His first child, daughter Pascaline Mferri Bongo Ondimba was born 10 April 1956 in Franceville, Gabon. She was Foreign Minister of Gabon from, and is currently director of the presidential cabinet.
He was married to Patience Dabany. Together they have a son, Alain Bernard Bongo, and daughter Albertine Amissa Bongo. Ali-Ben served as Foreign Minister from 1989 to 1991, becoming Defence Minister in 1999.

Political career

He was elected vice president in March 1967, alongside Leon M'ba, and became president following the death of M'ba on November 28, 1967. Early in the 1970s (it has been reported as both 1970 and 1973), Bongo converted to Islam, taking the name Omar Bongo.
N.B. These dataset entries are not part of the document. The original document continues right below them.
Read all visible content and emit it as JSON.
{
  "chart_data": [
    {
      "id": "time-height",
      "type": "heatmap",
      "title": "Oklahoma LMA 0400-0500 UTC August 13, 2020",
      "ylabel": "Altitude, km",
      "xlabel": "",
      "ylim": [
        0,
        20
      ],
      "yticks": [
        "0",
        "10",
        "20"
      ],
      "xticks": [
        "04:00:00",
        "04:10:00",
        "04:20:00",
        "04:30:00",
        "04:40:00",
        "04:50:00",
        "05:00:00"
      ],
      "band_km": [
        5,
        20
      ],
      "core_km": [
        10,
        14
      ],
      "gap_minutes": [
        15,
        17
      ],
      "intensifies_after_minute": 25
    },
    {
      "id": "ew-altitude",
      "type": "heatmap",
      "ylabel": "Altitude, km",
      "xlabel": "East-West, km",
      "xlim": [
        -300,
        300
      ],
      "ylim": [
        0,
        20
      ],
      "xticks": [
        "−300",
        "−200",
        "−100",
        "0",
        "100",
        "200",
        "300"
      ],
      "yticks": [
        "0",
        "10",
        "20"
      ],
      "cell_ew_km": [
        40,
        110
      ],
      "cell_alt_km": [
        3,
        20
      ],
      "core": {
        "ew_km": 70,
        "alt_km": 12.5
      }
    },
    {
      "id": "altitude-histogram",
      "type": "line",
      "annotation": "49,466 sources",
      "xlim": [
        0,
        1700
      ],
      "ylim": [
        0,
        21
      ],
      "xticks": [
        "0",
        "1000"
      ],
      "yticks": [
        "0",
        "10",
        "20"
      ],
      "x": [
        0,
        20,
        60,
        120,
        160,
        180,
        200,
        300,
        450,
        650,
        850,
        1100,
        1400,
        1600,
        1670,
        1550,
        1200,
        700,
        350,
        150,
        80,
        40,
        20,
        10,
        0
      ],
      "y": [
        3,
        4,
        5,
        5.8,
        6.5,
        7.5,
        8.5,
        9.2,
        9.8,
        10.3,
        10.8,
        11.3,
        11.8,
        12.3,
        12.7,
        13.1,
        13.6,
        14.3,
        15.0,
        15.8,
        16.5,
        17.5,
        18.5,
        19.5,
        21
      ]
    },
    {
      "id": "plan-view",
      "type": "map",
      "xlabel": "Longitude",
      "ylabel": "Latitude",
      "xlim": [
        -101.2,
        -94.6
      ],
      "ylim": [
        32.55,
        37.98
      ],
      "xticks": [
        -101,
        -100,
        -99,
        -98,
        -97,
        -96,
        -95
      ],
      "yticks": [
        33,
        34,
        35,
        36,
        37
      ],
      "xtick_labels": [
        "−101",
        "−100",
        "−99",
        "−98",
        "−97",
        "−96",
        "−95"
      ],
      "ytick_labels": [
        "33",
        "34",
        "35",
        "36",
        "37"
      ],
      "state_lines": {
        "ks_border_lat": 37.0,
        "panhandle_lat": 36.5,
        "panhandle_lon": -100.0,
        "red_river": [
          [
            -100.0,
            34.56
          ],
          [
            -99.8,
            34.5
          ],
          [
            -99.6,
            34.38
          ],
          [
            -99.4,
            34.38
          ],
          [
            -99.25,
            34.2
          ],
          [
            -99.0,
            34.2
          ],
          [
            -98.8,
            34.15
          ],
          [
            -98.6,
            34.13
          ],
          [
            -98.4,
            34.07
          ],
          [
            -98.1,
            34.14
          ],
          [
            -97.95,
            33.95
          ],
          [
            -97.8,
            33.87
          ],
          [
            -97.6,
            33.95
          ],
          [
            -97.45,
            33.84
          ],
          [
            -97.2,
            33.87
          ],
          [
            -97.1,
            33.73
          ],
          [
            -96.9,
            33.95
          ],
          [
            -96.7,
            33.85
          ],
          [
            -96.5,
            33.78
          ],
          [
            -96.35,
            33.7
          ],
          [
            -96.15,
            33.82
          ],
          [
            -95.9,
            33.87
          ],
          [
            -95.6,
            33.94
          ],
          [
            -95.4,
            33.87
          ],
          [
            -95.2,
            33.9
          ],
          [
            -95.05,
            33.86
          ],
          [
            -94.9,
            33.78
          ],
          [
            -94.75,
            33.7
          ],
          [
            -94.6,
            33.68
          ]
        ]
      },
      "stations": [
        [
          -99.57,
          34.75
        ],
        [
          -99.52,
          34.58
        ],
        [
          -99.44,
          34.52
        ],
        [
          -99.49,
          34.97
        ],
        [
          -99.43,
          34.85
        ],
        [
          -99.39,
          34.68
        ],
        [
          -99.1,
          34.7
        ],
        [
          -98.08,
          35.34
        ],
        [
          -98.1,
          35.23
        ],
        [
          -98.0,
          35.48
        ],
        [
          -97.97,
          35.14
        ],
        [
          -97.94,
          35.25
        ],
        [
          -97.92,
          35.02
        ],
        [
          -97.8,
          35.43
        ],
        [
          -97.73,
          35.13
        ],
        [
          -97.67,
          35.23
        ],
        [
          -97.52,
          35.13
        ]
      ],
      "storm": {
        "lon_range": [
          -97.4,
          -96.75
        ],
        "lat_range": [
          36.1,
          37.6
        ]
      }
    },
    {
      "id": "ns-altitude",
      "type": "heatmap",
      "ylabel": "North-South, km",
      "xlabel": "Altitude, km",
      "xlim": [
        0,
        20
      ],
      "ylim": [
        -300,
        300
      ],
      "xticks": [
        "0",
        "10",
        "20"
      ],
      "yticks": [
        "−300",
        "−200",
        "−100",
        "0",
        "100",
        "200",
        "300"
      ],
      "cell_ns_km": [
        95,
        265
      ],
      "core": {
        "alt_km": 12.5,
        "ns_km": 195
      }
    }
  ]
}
In 2003 he added Ondimba as his surname.
In the early 1990s, Bongo ended the one-party domination of the Gabonese Democratic Party and allowed multi-party elections in response to popular demand. These elections were held in 1993 and 1998; Bongo won both times, taking 51.2% and 66.88% of the vote respectively. Despite the reforms, it is generally thought that a non-independent judiciary and widespread corruption and patronage limited the ability of citizens to effectively change their government.
In 2003, the constitution was changed to eliminate any restrictions on the number of terms a president can serve, with Bongo's critics have accused him of intending to rule for life. Bongo announced his candidacy for the 2005 presidential election on October 1. On October 6 it was announced that the election would be held on November 27, although security forces would vote two days earlier.According to official results, Bongo won the election with a large majority of 79.2%.He was sworn in for another seven-year term on January 19, 2006.

President Bongo was  also Vice-President of the International Parliament for Safety and Peace, which is an International Organisation with volunteer diplomatic service.
Bongo is one of the wealthiest heads of state in the world, with this attributed primarily from the benefits of oil revenue and alleged corruption. In 2005, an investigation by the United States Senate Indian Affairs Committee into fundraising irregularities by lobbyist Jack Abramoff revealed that Abramoff had offered to arrange a meeting between U.S. President George W. Bush and Bongo for the sum of 9 million USD. Though it is unproven as to whether or not the exchange took place, Bush met with Bongo 10 months later in the Oval Office.
As of June 2007, Bongo, along with President Denis Sassou Nguesso of the Republic of the Congo, was being investigated by the French police due to claims that he has used millions of pounds of embezzled public funds to acquire lavish properties in France. He has been cited in recent years during French criminal inquiries into hundreds of millions of euros of illicit payments by Elf, the former French state-owned oil group.


Edith Lucie  Bongo,his wife and the daughter of Congolese President Denis Sassou Nguesso died on March 14, 2009 after a long illness in Morocco. She had been undergoing treatment for several months.She was a trained Pediatrician. It did not specify the cause of death or the nature of her illness.

The first lady, known for her elegance and her commitment to fighting AIDS, had not appeared in public for around three years. 

Edith Bongo, born on March 10 1964, married the veteran Gabonese leader in 1990, becoming his second wife. Bongo's first spouse, Josephine Nkama, pursued a career as a singer before returning to Gabon after several years abroad.

The Gabonese first lady helped create a forum roping in African first ladies to fight AIDS, one of the continent's scourges. She was also instrumental in founding associations for vulnerable children and the handicapped.